The Grand Duke has seen his work and admired it, inviting Zummo to come to Florence, where the Duke will offer him commissions. Florence in the last quarter of the 17th century was a place where "everything was forbidden, and anything was possible." It was a city of intense sexual repression - young men could be flogged or fined merely for mooning after a young woman; much worse would ensue if the pair became intimate. There was an Office of Public Decency to enforce decorum. One of the first sights to greet Zummo as he enters the city is the impaled heads of "sodomites" displayed on the prison wall. Tuscany was almost bankrupt and some were starving, In one nightmarish scene, a family weak from hunger attempts to waylay Zummo in order to steal his horse so they might have something to eat. They would have eaten him as well, he is told, if they had caught him. Zummo was already nervous before he came to Florence; the atmosphere of repression, suspicion, and intrigue does nothing to improve his confidence. As it turns out, this is just as well, as there are those at court who regard him as a threat and will do what they can to harm him. And they can do quite a lot.
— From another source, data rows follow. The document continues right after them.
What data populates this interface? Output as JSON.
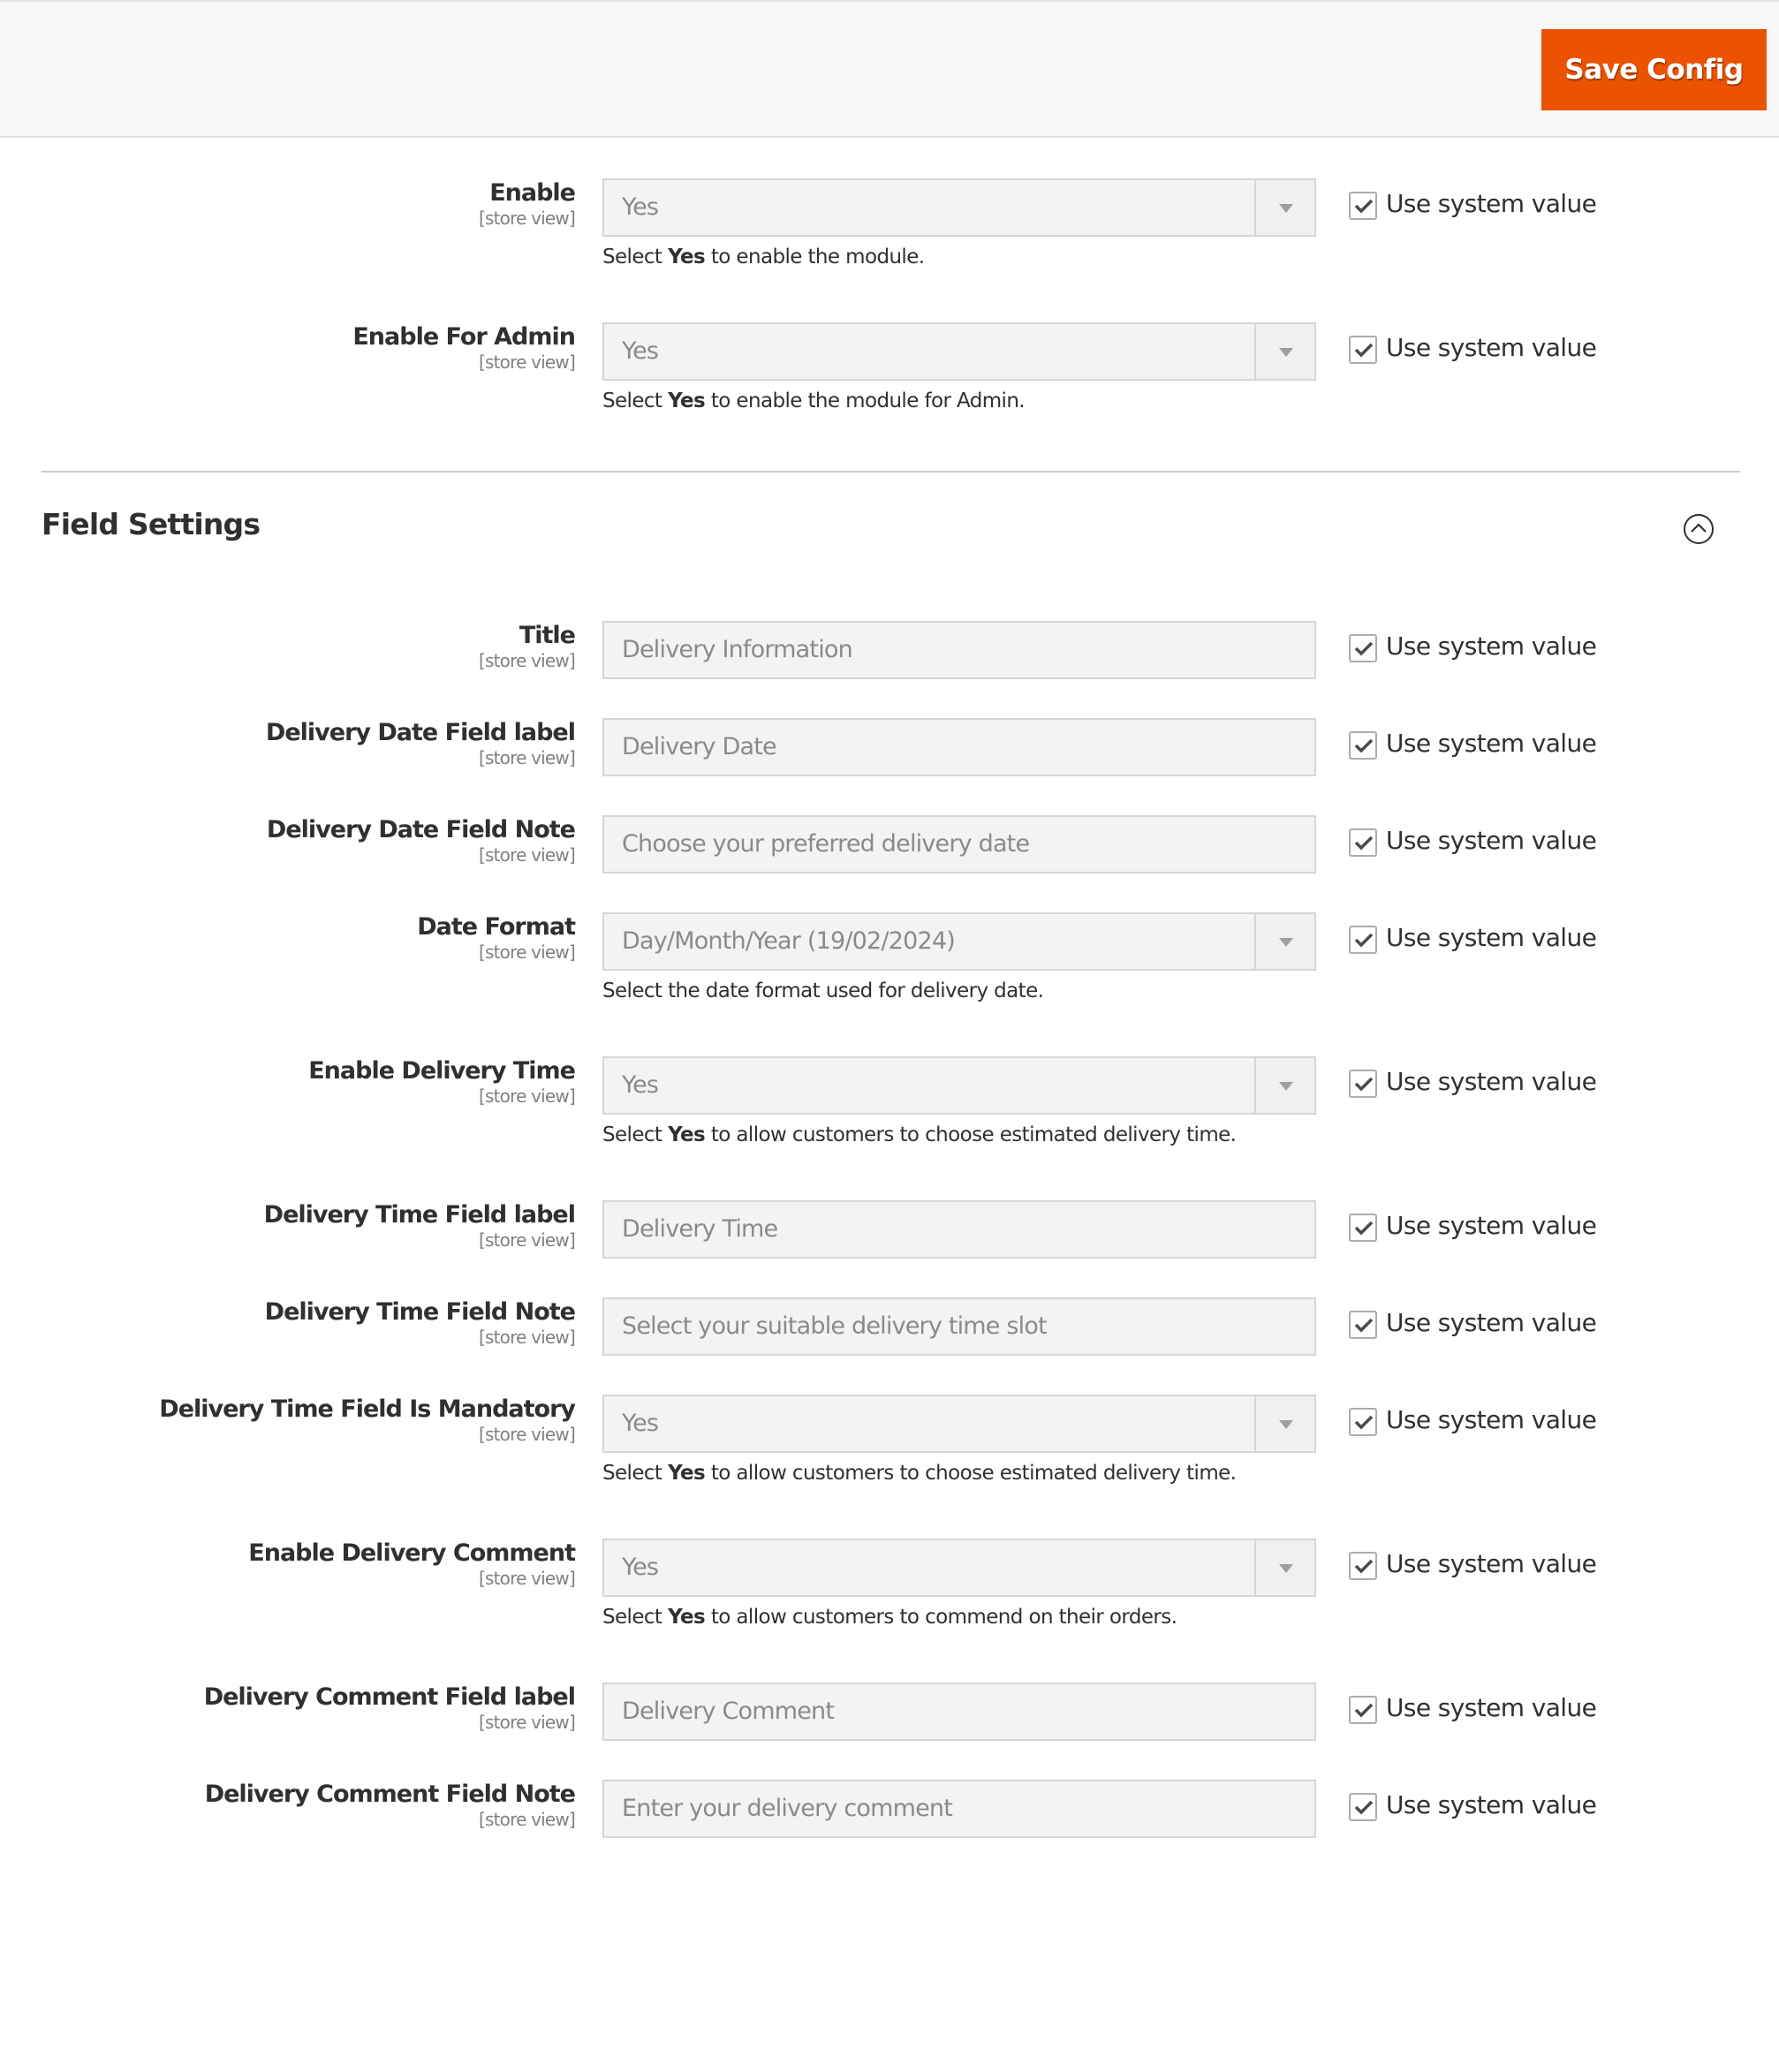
{
  "header": {
    "save_button_label": "Save Config",
    "accent_color": "#eb5202"
  },
  "general": {
    "fields": [
      {
        "label": "Enable",
        "scope": "[store view]",
        "type": "select",
        "value": "Yes",
        "note_prefix": "Select ",
        "note_bold": "Yes",
        "note_suffix": " to enable the module.",
        "use_system_value": true,
        "use_system_value_label": "Use system value"
      },
      {
        "label": "Enable For Admin",
        "scope": "[store view]",
        "type": "select",
        "value": "Yes",
        "note_prefix": "Select ",
        "note_bold": "Yes",
        "note_suffix": " to enable the module for Admin.",
        "use_system_value": true,
        "use_system_value_label": "Use system value"
      }
    ]
  },
  "field_settings": {
    "title": "Field Settings",
    "collapse_icon": "chevron-up-circle-icon",
    "fields": [
      {
        "label": "Title",
        "scope": "[store view]",
        "type": "text",
        "value": "Delivery Information",
        "use_system_value": true,
        "use_system_value_label": "Use system value"
      },
      {
        "label": "Delivery Date Field label",
        "scope": "[store view]",
        "type": "text",
        "value": "Delivery Date",
        "use_system_value": true,
        "use_system_value_label": "Use system value"
      },
      {
        "label": "Delivery Date Field Note",
        "scope": "[store view]",
        "type": "text",
        "value": "Choose your preferred delivery date",
        "use_system_value": true,
        "use_system_value_label": "Use system value"
      },
      {
        "label": "Date Format",
        "scope": "[store view]",
        "type": "select",
        "value": "Day/Month/Year (19/02/2024)",
        "note_prefix": "Select the date format used for delivery date.",
        "note_bold": "",
        "note_suffix": "",
        "use_system_value": true,
        "use_system_value_label": "Use system value"
      },
      {
        "label": "Enable Delivery Time",
        "scope": "[store view]",
        "type": "select",
        "value": "Yes",
        "note_prefix": "Select ",
        "note_bold": "Yes",
        "note_suffix": " to allow customers to choose estimated delivery time.",
        "use_system_value": true,
        "use_system_value_label": "Use system value"
      },
      {
        "label": "Delivery Time Field label",
        "scope": "[store view]",
        "type": "text",
        "value": "Delivery Time",
        "use_system_value": true,
        "use_system_value_label": "Use system value"
      },
      {
        "label": "Delivery Time Field Note",
        "scope": "[store view]",
        "type": "text",
        "value": "Select your suitable delivery time slot",
        "use_system_value": true,
        "use_system_value_label": "Use system value"
      },
      {
        "label": "Delivery Time Field Is Mandatory",
        "scope": "[store view]",
        "type": "select",
        "value": "Yes",
        "note_prefix": "Select ",
        "note_bold": "Yes",
        "note_suffix": " to allow customers to choose estimated delivery time.",
        "use_system_value": true,
        "use_system_value_label": "Use system value"
      },
      {
        "label": "Enable Delivery Comment",
        "scope": "[store view]",
        "type": "select",
        "value": "Yes",
        "note_prefix": "Select ",
        "note_bold": "Yes",
        "note_suffix": " to allow customers to commend on their orders.",
        "use_system_value": true,
        "use_system_value_label": "Use system value"
      },
      {
        "label": "Delivery Comment Field label",
        "scope": "[store view]",
        "type": "text",
        "value": "Delivery Comment",
        "use_system_value": true,
        "use_system_value_label": "Use system value"
      },
      {
        "label": "Delivery Comment Field Note",
        "scope": "[store view]",
        "type": "text",
        "value": "Enter your delivery comment",
        "use_system_value": true,
        "use_system_value_label": "Use system value"
      }
    ]
  }
}
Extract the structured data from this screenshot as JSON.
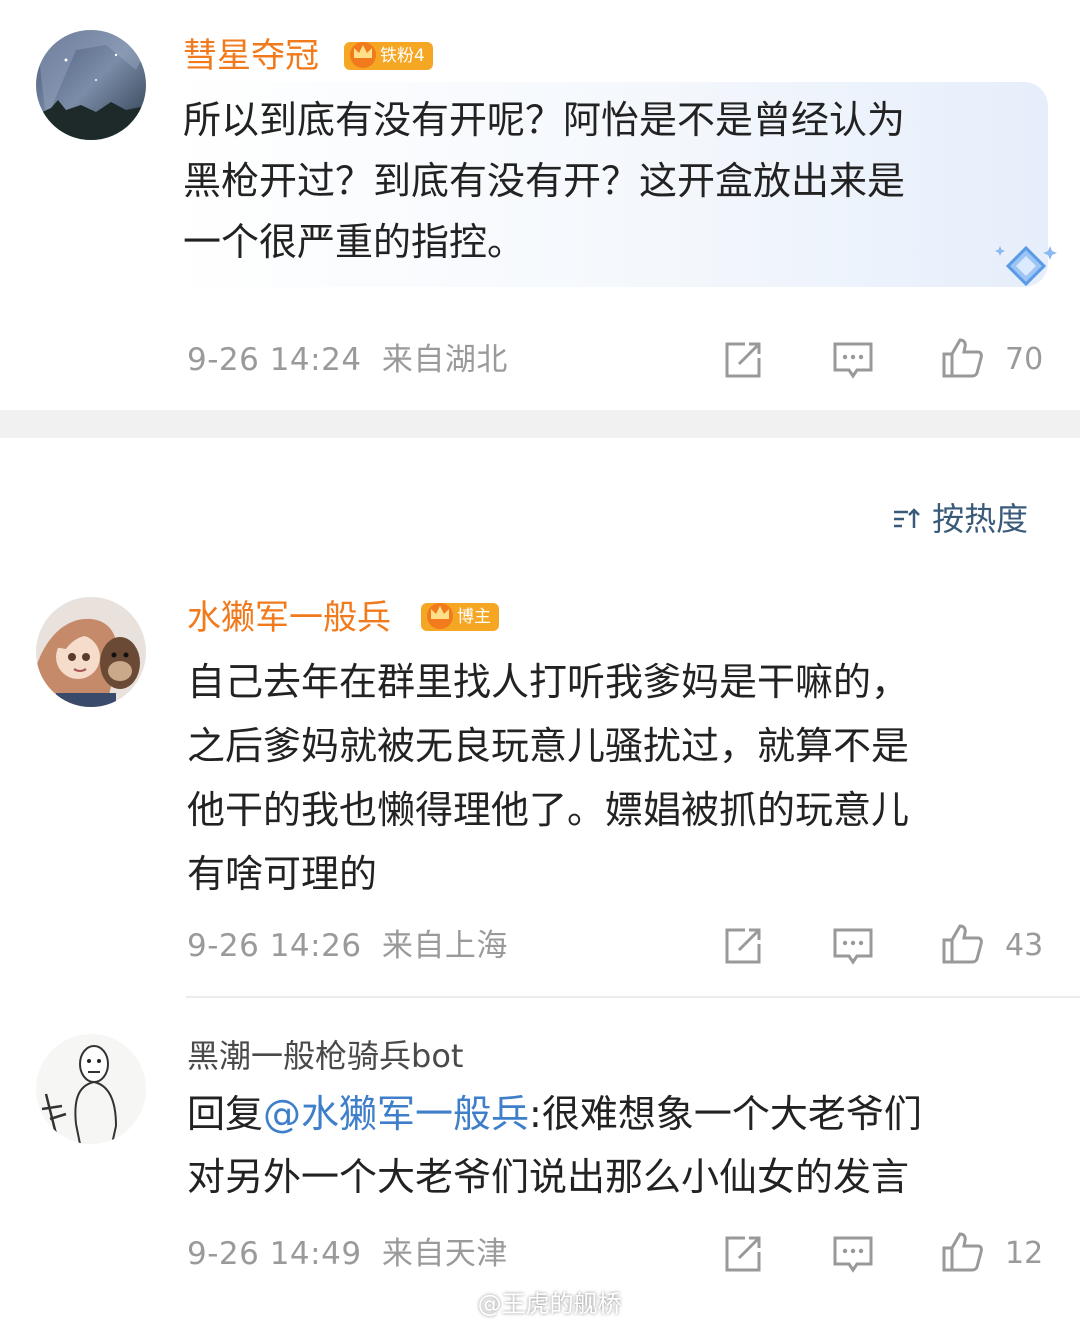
{
  "comments": [
    {
      "username": "彗星夺冠",
      "badge": "铁粉4",
      "text_lines": [
        "所以到底有没有开呢？阿怡是不是曾经认为",
        "黑枪开过？到底有没有开？这开盒放出来是",
        "一个很严重的指控。"
      ],
      "date": "9-26 14:24",
      "location": "来自湖北",
      "likes": "70"
    },
    {
      "username": "水獭军一般兵",
      "badge": "博主",
      "text_lines": [
        "自己去年在群里找人打听我爹妈是干嘛的，",
        "之后爹妈就被无良玩意儿骚扰过，就算不是",
        "他干的我也懒得理他了。嫖娼被抓的玩意儿",
        "有啥可理的"
      ],
      "date": "9-26 14:26",
      "location": "来自上海",
      "likes": "43"
    },
    {
      "username": "黑潮一般枪骑兵bot",
      "reply_prefix": "回复",
      "reply_mention": "@水獭军一般兵",
      "reply_sep": ":",
      "text_first": "很难想象一个大老爷们",
      "text_line2": "对另外一个大老爷们说出那么小仙女的发言",
      "date": "9-26 14:49",
      "location": "来自天津",
      "likes": "12"
    }
  ],
  "sort_label": "按热度",
  "watermark": "@王虎的舰桥",
  "icons": [
    "share-icon",
    "comment-icon",
    "like-icon",
    "sort-icon",
    "crown-icon",
    "weibo-logo-icon"
  ],
  "colors": {
    "username_highlight": "#f07a1c",
    "mention": "#3f7fca",
    "badge": "#f5a623"
  }
}
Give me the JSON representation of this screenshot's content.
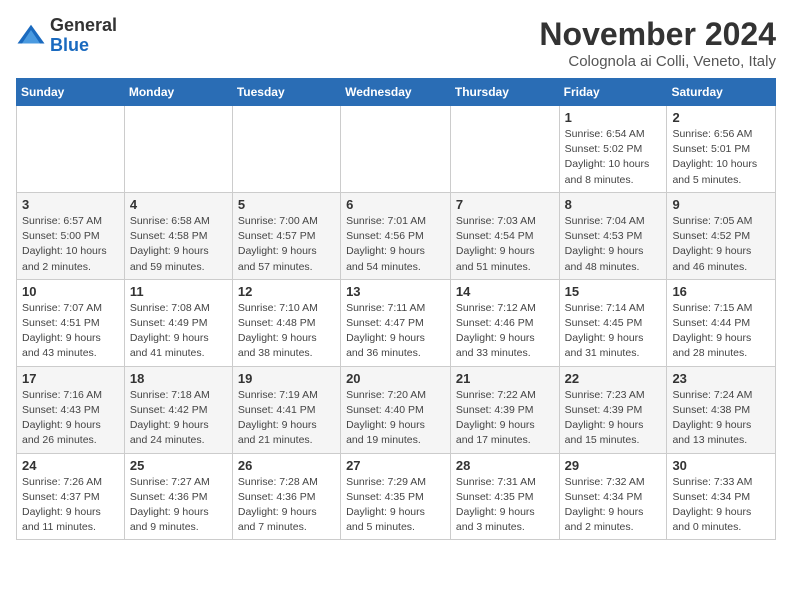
{
  "header": {
    "logo_general": "General",
    "logo_blue": "Blue",
    "month_title": "November 2024",
    "location": "Colognola ai Colli, Veneto, Italy"
  },
  "weekdays": [
    "Sunday",
    "Monday",
    "Tuesday",
    "Wednesday",
    "Thursday",
    "Friday",
    "Saturday"
  ],
  "weeks": [
    [
      {
        "day": "",
        "info": ""
      },
      {
        "day": "",
        "info": ""
      },
      {
        "day": "",
        "info": ""
      },
      {
        "day": "",
        "info": ""
      },
      {
        "day": "",
        "info": ""
      },
      {
        "day": "1",
        "info": "Sunrise: 6:54 AM\nSunset: 5:02 PM\nDaylight: 10 hours and 8 minutes."
      },
      {
        "day": "2",
        "info": "Sunrise: 6:56 AM\nSunset: 5:01 PM\nDaylight: 10 hours and 5 minutes."
      }
    ],
    [
      {
        "day": "3",
        "info": "Sunrise: 6:57 AM\nSunset: 5:00 PM\nDaylight: 10 hours and 2 minutes."
      },
      {
        "day": "4",
        "info": "Sunrise: 6:58 AM\nSunset: 4:58 PM\nDaylight: 9 hours and 59 minutes."
      },
      {
        "day": "5",
        "info": "Sunrise: 7:00 AM\nSunset: 4:57 PM\nDaylight: 9 hours and 57 minutes."
      },
      {
        "day": "6",
        "info": "Sunrise: 7:01 AM\nSunset: 4:56 PM\nDaylight: 9 hours and 54 minutes."
      },
      {
        "day": "7",
        "info": "Sunrise: 7:03 AM\nSunset: 4:54 PM\nDaylight: 9 hours and 51 minutes."
      },
      {
        "day": "8",
        "info": "Sunrise: 7:04 AM\nSunset: 4:53 PM\nDaylight: 9 hours and 48 minutes."
      },
      {
        "day": "9",
        "info": "Sunrise: 7:05 AM\nSunset: 4:52 PM\nDaylight: 9 hours and 46 minutes."
      }
    ],
    [
      {
        "day": "10",
        "info": "Sunrise: 7:07 AM\nSunset: 4:51 PM\nDaylight: 9 hours and 43 minutes."
      },
      {
        "day": "11",
        "info": "Sunrise: 7:08 AM\nSunset: 4:49 PM\nDaylight: 9 hours and 41 minutes."
      },
      {
        "day": "12",
        "info": "Sunrise: 7:10 AM\nSunset: 4:48 PM\nDaylight: 9 hours and 38 minutes."
      },
      {
        "day": "13",
        "info": "Sunrise: 7:11 AM\nSunset: 4:47 PM\nDaylight: 9 hours and 36 minutes."
      },
      {
        "day": "14",
        "info": "Sunrise: 7:12 AM\nSunset: 4:46 PM\nDaylight: 9 hours and 33 minutes."
      },
      {
        "day": "15",
        "info": "Sunrise: 7:14 AM\nSunset: 4:45 PM\nDaylight: 9 hours and 31 minutes."
      },
      {
        "day": "16",
        "info": "Sunrise: 7:15 AM\nSunset: 4:44 PM\nDaylight: 9 hours and 28 minutes."
      }
    ],
    [
      {
        "day": "17",
        "info": "Sunrise: 7:16 AM\nSunset: 4:43 PM\nDaylight: 9 hours and 26 minutes."
      },
      {
        "day": "18",
        "info": "Sunrise: 7:18 AM\nSunset: 4:42 PM\nDaylight: 9 hours and 24 minutes."
      },
      {
        "day": "19",
        "info": "Sunrise: 7:19 AM\nSunset: 4:41 PM\nDaylight: 9 hours and 21 minutes."
      },
      {
        "day": "20",
        "info": "Sunrise: 7:20 AM\nSunset: 4:40 PM\nDaylight: 9 hours and 19 minutes."
      },
      {
        "day": "21",
        "info": "Sunrise: 7:22 AM\nSunset: 4:39 PM\nDaylight: 9 hours and 17 minutes."
      },
      {
        "day": "22",
        "info": "Sunrise: 7:23 AM\nSunset: 4:39 PM\nDaylight: 9 hours and 15 minutes."
      },
      {
        "day": "23",
        "info": "Sunrise: 7:24 AM\nSunset: 4:38 PM\nDaylight: 9 hours and 13 minutes."
      }
    ],
    [
      {
        "day": "24",
        "info": "Sunrise: 7:26 AM\nSunset: 4:37 PM\nDaylight: 9 hours and 11 minutes."
      },
      {
        "day": "25",
        "info": "Sunrise: 7:27 AM\nSunset: 4:36 PM\nDaylight: 9 hours and 9 minutes."
      },
      {
        "day": "26",
        "info": "Sunrise: 7:28 AM\nSunset: 4:36 PM\nDaylight: 9 hours and 7 minutes."
      },
      {
        "day": "27",
        "info": "Sunrise: 7:29 AM\nSunset: 4:35 PM\nDaylight: 9 hours and 5 minutes."
      },
      {
        "day": "28",
        "info": "Sunrise: 7:31 AM\nSunset: 4:35 PM\nDaylight: 9 hours and 3 minutes."
      },
      {
        "day": "29",
        "info": "Sunrise: 7:32 AM\nSunset: 4:34 PM\nDaylight: 9 hours and 2 minutes."
      },
      {
        "day": "30",
        "info": "Sunrise: 7:33 AM\nSunset: 4:34 PM\nDaylight: 9 hours and 0 minutes."
      }
    ]
  ]
}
Zummo renders himself even more vulnerable to threat and menace when he falls in love with a mysterious young woman, an apothecary's assistant, named Faustina. In the sexually repressive regime in force in Florence, their relationship renders both liable to dreadful punishments. Zummo could be beaten, fined, or even sentenced to the galleys in Livorno; worse still awaited Faustina, who could be stripped and publicly flogged on the football grounds for failing to wear a yellow ribbon that proclaimed her as a whore. The Taliban seem to have invented very little. Faustina must immediately leave the city and go into hiding while Zummo develops a plan to try to combat the threat. It is at this point that the book moves from a love story embedded in a rich evocation of an historical period into a taut and ingenious thriller.

All of these threads sometimes appear to leave certain elements hanging, but the reader is advised to have patience - it all comes together, if not in obvious ways. One has to wait until the very last contribution by Marguerite-Louise, however, in order fully to comprehend the significance of Zummo's rendition of the Grand Duke's grand commission, a sculpture in wax, cast from the body of a freshly-murdered woman, rendered in exquisite detail, and designed to compensate the duke for the absence of his wife.

On the basis of SECRECY alone, it is difficult to understand why its author is not better known in America. It is a brilliant book that yields its secrets slowly, knowing that no secret worth keeping can ever be fully revealed. It casts the kind of spell that lingers long after the last page is read.

§ Yvonne Klein is a writer, translator, and retired college English professor who lives in Montreal.